I thought of this as I read two posts on Andrew Sullivan’s blog, In Praise Of Not Finishing Books, springing from an article in The Washington Times by Kelly Jane Torrance, referencing Tyler Cowen, a George Mason University economics professor, from his book “Discover Your Inner Economist.” (Read these here and here and here).
Here’s an excerpt from the article:
No matter what you choose, though, you’re bound to run into the same problem eventually: What should you do when, 20, 50 or 100 pages in, you realize you just don’t like a book? You could spend your entire summer slogging through it. Or you could take the advice of a prominent economist who simply advises: “Give up.” Tyler Cowen, a George Mason University economics professor, makes the suggestion in his book “Discover Your Inner Economist,” which shows how to use economic reasoning to improve your life. Scarcity is one principle — a lack of attention and time keeps us from being as cultured as we’d like. We should ask ourselves if reading a book we’re getting little out of is the best use of scarce resources.
This is a pretty good principle to follow for a number of business books. I have stated more than once that many business books are not worth reading — they are worth having read. There is no virtue in reading for reading’s sake. The virtue is in learning (I’m speaking here of reading books as part of our “work/development.” There is always virtue in reading for enjoyment. But most people choose authors other than business book authors for such reading).

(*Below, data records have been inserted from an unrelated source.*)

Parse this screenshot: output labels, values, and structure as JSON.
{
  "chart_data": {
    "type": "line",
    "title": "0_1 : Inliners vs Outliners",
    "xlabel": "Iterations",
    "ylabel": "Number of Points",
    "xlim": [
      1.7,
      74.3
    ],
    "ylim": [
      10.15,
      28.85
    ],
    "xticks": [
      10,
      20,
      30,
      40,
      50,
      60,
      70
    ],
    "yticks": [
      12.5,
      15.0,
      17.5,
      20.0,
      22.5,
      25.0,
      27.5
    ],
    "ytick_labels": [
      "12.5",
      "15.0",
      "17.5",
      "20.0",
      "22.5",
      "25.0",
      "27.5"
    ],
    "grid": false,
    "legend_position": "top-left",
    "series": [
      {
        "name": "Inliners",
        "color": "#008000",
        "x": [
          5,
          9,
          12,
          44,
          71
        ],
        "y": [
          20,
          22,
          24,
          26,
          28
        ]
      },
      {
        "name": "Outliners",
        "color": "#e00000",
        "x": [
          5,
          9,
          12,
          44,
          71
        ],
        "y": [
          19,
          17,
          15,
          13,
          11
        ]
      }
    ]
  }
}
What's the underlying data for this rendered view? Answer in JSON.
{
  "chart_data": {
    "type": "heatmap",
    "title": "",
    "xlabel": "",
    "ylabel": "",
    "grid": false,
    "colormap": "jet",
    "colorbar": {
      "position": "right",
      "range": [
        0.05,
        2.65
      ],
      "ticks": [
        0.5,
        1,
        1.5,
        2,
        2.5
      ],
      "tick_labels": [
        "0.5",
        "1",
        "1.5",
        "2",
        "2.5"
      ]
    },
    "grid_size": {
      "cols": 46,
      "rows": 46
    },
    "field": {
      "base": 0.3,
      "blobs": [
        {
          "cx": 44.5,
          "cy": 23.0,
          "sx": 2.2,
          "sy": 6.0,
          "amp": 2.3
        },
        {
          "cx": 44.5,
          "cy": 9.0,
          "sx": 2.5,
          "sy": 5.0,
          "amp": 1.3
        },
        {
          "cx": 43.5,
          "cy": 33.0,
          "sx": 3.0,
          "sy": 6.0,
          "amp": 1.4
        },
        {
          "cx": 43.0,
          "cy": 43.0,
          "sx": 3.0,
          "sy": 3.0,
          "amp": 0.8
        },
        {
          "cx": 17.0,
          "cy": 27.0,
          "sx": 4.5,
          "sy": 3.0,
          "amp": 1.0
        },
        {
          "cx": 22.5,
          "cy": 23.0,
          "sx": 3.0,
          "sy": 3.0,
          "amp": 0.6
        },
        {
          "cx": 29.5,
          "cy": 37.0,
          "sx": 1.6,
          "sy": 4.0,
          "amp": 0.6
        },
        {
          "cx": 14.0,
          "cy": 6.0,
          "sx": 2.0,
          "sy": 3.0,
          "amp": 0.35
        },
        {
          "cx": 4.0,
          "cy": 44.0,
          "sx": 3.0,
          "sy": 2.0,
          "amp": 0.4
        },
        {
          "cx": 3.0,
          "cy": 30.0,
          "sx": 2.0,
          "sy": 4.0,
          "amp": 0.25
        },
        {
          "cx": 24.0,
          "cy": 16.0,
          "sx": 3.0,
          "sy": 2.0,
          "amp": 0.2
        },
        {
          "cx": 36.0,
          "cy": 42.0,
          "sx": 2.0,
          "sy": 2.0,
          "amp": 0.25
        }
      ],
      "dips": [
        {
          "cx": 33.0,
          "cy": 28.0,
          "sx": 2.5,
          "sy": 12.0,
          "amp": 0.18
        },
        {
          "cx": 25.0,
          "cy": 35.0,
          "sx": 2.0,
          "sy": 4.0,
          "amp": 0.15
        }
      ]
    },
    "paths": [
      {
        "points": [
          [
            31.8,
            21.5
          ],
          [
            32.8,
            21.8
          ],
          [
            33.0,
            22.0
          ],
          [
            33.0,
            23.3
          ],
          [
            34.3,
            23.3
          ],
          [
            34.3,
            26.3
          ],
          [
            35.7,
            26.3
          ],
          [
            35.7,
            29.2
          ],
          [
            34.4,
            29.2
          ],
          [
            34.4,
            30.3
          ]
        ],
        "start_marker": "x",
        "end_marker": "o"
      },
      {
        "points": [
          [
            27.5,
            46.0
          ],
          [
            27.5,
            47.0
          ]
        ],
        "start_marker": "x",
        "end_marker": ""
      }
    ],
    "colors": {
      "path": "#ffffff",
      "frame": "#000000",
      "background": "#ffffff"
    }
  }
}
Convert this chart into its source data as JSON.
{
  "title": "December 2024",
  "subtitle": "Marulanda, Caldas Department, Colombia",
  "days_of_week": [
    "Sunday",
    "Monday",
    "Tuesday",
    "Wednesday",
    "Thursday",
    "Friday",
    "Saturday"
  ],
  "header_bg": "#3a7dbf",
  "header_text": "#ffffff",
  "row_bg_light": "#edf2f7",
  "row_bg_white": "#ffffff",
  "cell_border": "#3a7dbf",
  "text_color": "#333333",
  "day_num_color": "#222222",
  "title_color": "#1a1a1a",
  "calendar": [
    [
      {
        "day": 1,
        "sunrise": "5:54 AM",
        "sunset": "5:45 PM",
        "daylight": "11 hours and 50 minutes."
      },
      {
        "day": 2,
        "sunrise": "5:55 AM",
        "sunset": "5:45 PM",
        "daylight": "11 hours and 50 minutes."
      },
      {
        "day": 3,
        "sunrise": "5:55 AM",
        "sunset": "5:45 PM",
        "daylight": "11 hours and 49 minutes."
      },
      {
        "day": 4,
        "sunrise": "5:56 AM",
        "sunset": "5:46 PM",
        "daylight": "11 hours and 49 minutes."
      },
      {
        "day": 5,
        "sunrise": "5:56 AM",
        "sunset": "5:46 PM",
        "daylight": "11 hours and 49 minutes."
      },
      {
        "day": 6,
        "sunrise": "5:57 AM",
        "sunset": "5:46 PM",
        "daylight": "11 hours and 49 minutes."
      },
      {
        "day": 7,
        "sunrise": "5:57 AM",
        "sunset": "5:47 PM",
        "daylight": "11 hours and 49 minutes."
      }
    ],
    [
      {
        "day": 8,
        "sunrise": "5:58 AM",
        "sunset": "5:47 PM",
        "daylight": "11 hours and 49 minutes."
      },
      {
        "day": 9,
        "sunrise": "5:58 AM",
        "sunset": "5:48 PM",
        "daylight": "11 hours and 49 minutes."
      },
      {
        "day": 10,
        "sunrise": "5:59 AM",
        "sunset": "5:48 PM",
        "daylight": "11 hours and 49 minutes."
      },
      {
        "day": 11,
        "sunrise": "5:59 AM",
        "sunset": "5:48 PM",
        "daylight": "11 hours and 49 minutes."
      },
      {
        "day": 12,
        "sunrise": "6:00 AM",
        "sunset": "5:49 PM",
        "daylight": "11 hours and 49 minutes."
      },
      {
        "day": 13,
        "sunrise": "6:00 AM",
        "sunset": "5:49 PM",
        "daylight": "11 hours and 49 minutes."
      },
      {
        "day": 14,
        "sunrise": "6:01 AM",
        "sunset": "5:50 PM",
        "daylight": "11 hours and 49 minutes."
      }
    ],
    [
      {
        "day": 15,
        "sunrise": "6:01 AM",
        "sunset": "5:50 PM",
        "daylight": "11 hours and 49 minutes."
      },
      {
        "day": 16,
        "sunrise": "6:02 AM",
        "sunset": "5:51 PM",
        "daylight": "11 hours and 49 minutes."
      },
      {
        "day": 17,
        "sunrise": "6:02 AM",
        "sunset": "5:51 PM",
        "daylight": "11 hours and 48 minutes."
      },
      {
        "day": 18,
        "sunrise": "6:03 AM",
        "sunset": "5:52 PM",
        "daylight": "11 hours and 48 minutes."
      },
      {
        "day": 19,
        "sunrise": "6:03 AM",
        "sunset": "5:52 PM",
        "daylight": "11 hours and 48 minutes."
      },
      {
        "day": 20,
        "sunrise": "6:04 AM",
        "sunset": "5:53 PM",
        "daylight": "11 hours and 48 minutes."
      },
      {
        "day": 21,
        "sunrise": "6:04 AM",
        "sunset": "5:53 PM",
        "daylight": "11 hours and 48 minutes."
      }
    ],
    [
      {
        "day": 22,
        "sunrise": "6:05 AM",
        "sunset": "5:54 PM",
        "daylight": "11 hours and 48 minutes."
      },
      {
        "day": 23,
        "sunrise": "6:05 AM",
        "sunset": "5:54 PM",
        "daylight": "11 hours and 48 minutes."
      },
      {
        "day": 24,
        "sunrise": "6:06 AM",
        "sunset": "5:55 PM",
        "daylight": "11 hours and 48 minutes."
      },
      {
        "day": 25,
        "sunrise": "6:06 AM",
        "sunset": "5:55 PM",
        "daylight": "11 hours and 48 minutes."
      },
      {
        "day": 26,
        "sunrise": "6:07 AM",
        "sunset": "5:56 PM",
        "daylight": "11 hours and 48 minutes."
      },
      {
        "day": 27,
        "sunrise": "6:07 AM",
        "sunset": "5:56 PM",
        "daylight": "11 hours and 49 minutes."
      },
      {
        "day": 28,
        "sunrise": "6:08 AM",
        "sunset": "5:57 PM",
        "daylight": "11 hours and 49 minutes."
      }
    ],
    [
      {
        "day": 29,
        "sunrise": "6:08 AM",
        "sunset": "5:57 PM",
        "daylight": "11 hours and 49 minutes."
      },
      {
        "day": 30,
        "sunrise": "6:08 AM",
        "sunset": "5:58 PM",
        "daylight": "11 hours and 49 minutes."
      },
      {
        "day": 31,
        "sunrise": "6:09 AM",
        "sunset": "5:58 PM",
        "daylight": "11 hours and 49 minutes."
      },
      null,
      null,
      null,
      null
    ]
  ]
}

Here’s another quote from the article:
“Don’t slog your way through books just so your reading list will conform with other people’s ideas about what’s hot or what’s smart. Find the books that compel you from first page to last.” Don’t take these readers’ words for it. A no less august reader than Samuel Johnson declared, as Mr. Cowen quotes in his book, “A man ought to read just as inclination leads him; for what he reads as a task will do him little good.”
This is one ofthe values provided by the First Friday Book Synospis. We read the books, all the way to the end, so that you can save and invest your precious reading time for other books. Or, we let you know that “this book” is worth the investment of your time.
I think the honesty of these articles is true, and refreshing. Some books really are worth “quitting on.” (And no, I’m not about to name names or titles!)